6. Test PLC-δ1 interaction PH de domaine avec PI (4,5) P 2 -Contenant SLBS

  1. Préparer les dilutions du domaine PH à l'aide du tampon courant en tant que diluant.
    REMARQUE: Étant donné qu'il existe huit canaux dans l'appareil, utilisez au moins deux d'entre eux pour les contrôles vierges. Choisissez les extrémités de chaque côté et utilisez les canaux restants pour les dilutions de protéines. Les concentrations de domaine PH suivantes ont été testées: 0,10, 0,25, 0,50, 1,00 et 2,50 μM. Environ 200 μL de chaque dilution était suffisant pour atteindre l'équilibre dans les 30 minutes.
  2. Un à la fois, détachez chaque tube de sortie et appliquez 200 μL de chaque dilution de protéines dansLe canal de sortie en utilisant une pipette. N'appliquez aucune pression, laissez la gravité faire le travail. Détachez la pointe de la pipette et laissez-la attachée au dispositif microfluidique.
  3. Répétez l'étape ci-dessus pour chaque canal et assurez-vous que les bulles d'air ne sont pas introduites dans les canaux pendant ce processus.
  4. Abaissez le tube d'entrée à un sol sous le dispositif microfluidique pour commencer à écouler la protéine à travers les microcanaux. Tapez l'extrémité libre du tube dans un récipient à déchets. Réglez les dilutions de protéines pendant 30 min.
    REMARQUE: cela inversera le flux et permettra l'introduction de la protéine dans les canaux. Le temps d'équilibrage et le volume des dilutions de protéines nécessaires dépendent de l'affinité de l'interaction.
  5. Sur le panneau gauche du logiciel, sous l'onglet "Time Lapse", cliquez sur "Démarrer" pour recommencer l'imagerie.
  6. Répétez l'étape 5.15 pour vous assurer que l'équilibre est atteint. Lorsque l'expérience est terminée, enregistrez le laps de tempsfichier.

7. Évaluation de la fluidité des membranes

REMARQUE: les expériences de récupération de fluorescence Après Photobleaching (FRAP) doivent être effectuées avec chaque nouveau lot de SUV et lamelles de verre nettoyées pour s'assurer que les SLB sont fluides.

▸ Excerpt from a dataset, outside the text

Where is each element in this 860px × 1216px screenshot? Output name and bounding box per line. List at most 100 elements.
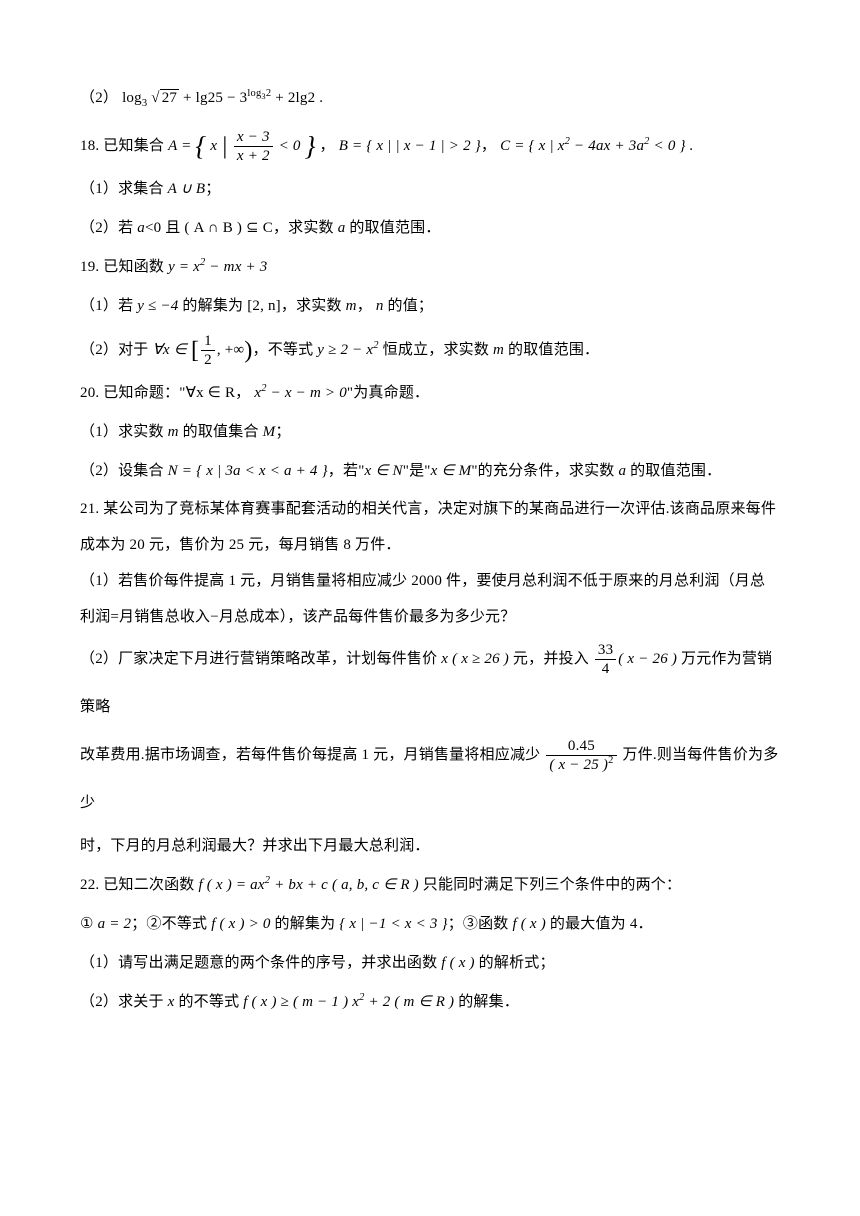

  1. Suivez la procédure de nettoyage des lamelles de verre (1.1-1.6), la fabrication de blocs PDMS micropatternés (2.1-2.5), la préparation de SUV (3.1-3.8), l'assemblage du périphérique microfluidique (4.1-4.5) et la formation de SLB (5.1-5.17) comme précédemment Décrit.
  2. Concentrez-vous sur le microscope sur la bicouche, réglez le temps d'exposition à 200 ms, et le passage à 1.
  3. Photo-blanchir un point circulaire à l'aide d'un rayon laser de 532 nm, 2 mW (rayon 13 μM). Immédiatement après le photoblanchage, commencez à capturer une série d'images toutes les 3 s pour les 45 premières s, suivies d'un intervalle de 30 s pour le reste du temps (durée totale de 15 minutes). Une fois l'acquisition de données terminée, enregistrez le fichier de temporisation.
  4. Sélectionnez le blanchi aRea en utilisant l'outil de dessin en cercle pour extraire les valeurs d'intensité de fluorescence en fonction du temps. En outre, sélectionnez deux autres zones à proximité, l'une correspondant à une région non blanchie et une correspondant à une région sans SLB.
  5. Calculer la récupération de fluorescence ( y ) en utilisant l'équation suivante:
    figure-protocol-18946
    NOTE: Ici F t représente l'intensité de la région blanchie en fonction du temps, F i représente l'intensité de fluorescence avant le blanchiment (utiliser "1" comme valeur normalisée dans ce cas); F 0 est l'intensité du fond.
  6. Reconstituez la récupération de fluorescence (axe des y) en fonction du temps (axe des abscisses) pour générer une courbe FRAP. Ensuite, ajustez les données à une seule fonction exponentielle comme suit,
    figure-protocol-19536
    REMARQUE: Ici A représente la fraction mobile et k est la constante cinétique pour la fraction mobile, qui est utilisée pour calculer le demi-temps de récupération ( t 1/2 ):
    figure-protocol-19823
  7. Utilisez le t 1/2 pour calculer la constante de diffusion ( D ):
    figure-protocol-19998
    REMARQUE: ici R représente le rayon du rayon laser (13 μm). La constante de diffusion pour une bicouche fluide doit être ≥1,0 ​​μm 2 / s.

8. Traitement des données

REMARQUE: La routine de l'analyse des données dépend du microscope, du logiciel de traitement d'image et du logiciel d'ajustement des courbes utilisées.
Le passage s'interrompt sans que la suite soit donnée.